Sin embargo, todos le veíamos como un «Papa de transición», como alguien que debía continuar la tarea iniciada por su predecesor y no durar mucho tiempo en el cargo debido a la edad que ya tenía. Nadie –salvo Dios, que todo lo sabe y lo prevé– podía imaginar que su pontificado estaría surcado por tantas tormentas y que iba a recibir tantos ataques y golpes bajos como está recibiendo.

He podido ver algunas imágenes suyas en estos días, sobre todo del Viernes Santo, y me ha impresionado su rostro, con esas ojeras profundas, así como el que para arrodillarse necesitara la ayuda de dos acólitos.

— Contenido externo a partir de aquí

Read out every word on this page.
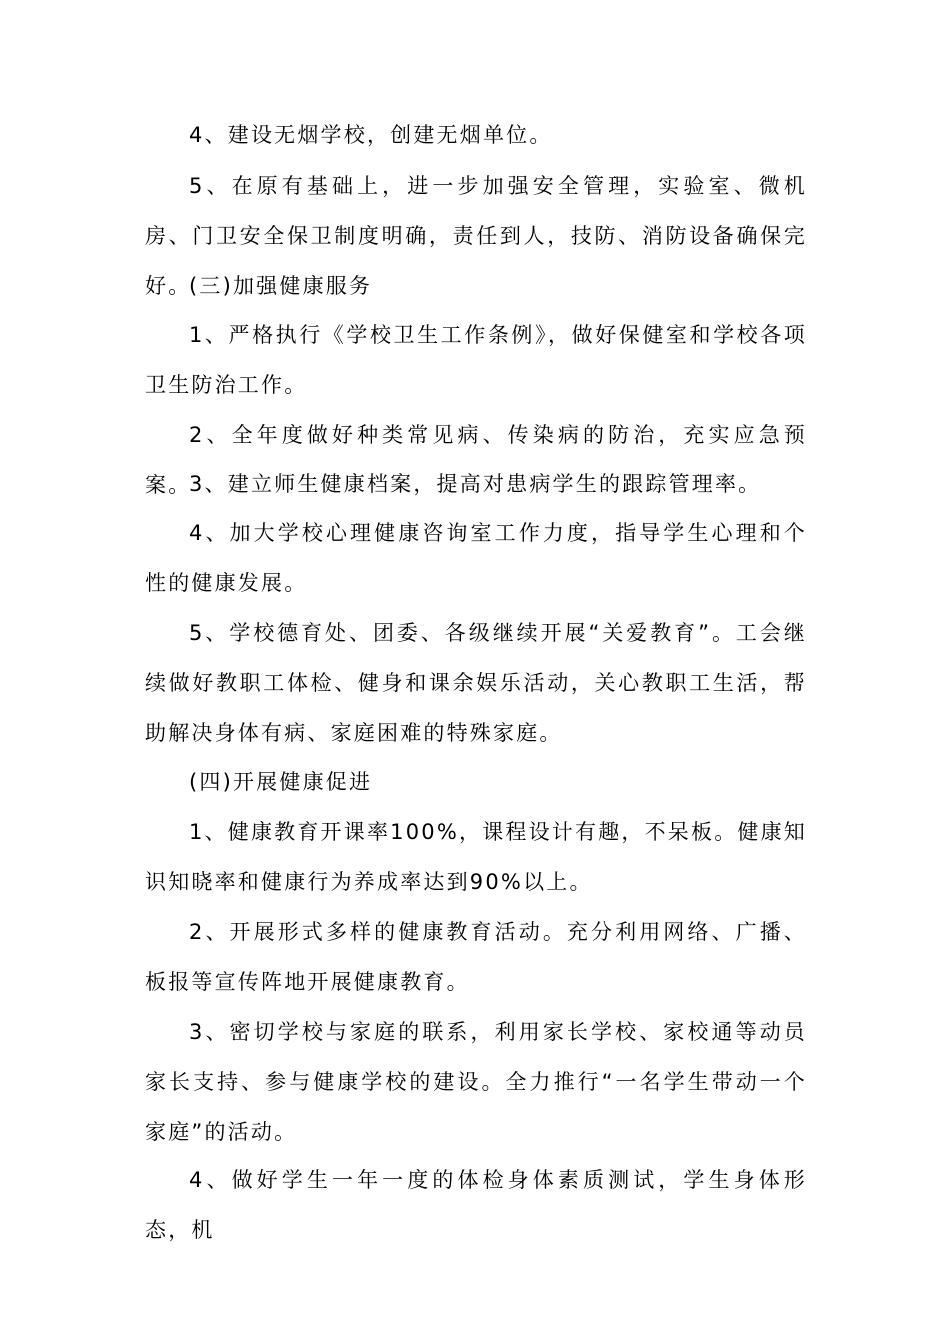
4、建设无烟学校，创建无烟单位。

5、在原有基础上，进一步加强安全管理，实验室、微机房、门卫安全保卫制度明确，责任到人，技防、消防设备确保完好。

(三)加强健康服务

1、严格执行《学校卫生工作条例》，做好保健室和学校各项卫生防治工作。

2、全年度做好种类常见病、传染病的防治，充实应急预案。

3、建立师生健康档案，提高对患病学生的跟踪管理率。

4、加大学校心理健康咨询室工作力度，指导学生心理和个性的健康发展。

5、学校德育处、团委、各级继续开展“关爱教育”。工会继续做好教职工体检、健身和课余娱乐活动，关心教职工生活，帮助解决身体有病、家庭困难的特殊家庭。

(四)开展健康促进

1、健康教育开课率100%，课程设计有趣，不呆板。健康知识知晓率和健康行为养成率达到90%以上。

2、开展形式多样的健康教育活动。充分利用网络、广播、板报等宣传阵地开展健康教育。

3、密切学校与家庭的联系，利用家长学校、家校通等动员家长支持、参与健康学校的建设。全力推行“一名学生带动一个家庭”的活动。

4、做好学生一年一度的体检身体素质测试，学生身体形态，机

Ante los católicos y ante el mundo se ha desplegado un espectáculo; no el del ejemplo de un Papa que afronta heroicamente la ancianidad y la enfermedad, como fue el caso de Juan Pablo II, sino el de los estragos que causan en un hombre la calumnia y el odio. Por eso, viéndole así, a sus ochenta y tres años, he sentido la misma ternura y compasión que cuando contemplaba al Papa polaco en los últimos meses de su vida. Y he pensado: si aquél fue el «Papa grande», éste es el «Papa víctima», el «Papa mártir». Recemos por él. Defendámosle. Es un acto de justicia y nos va mucho en ello.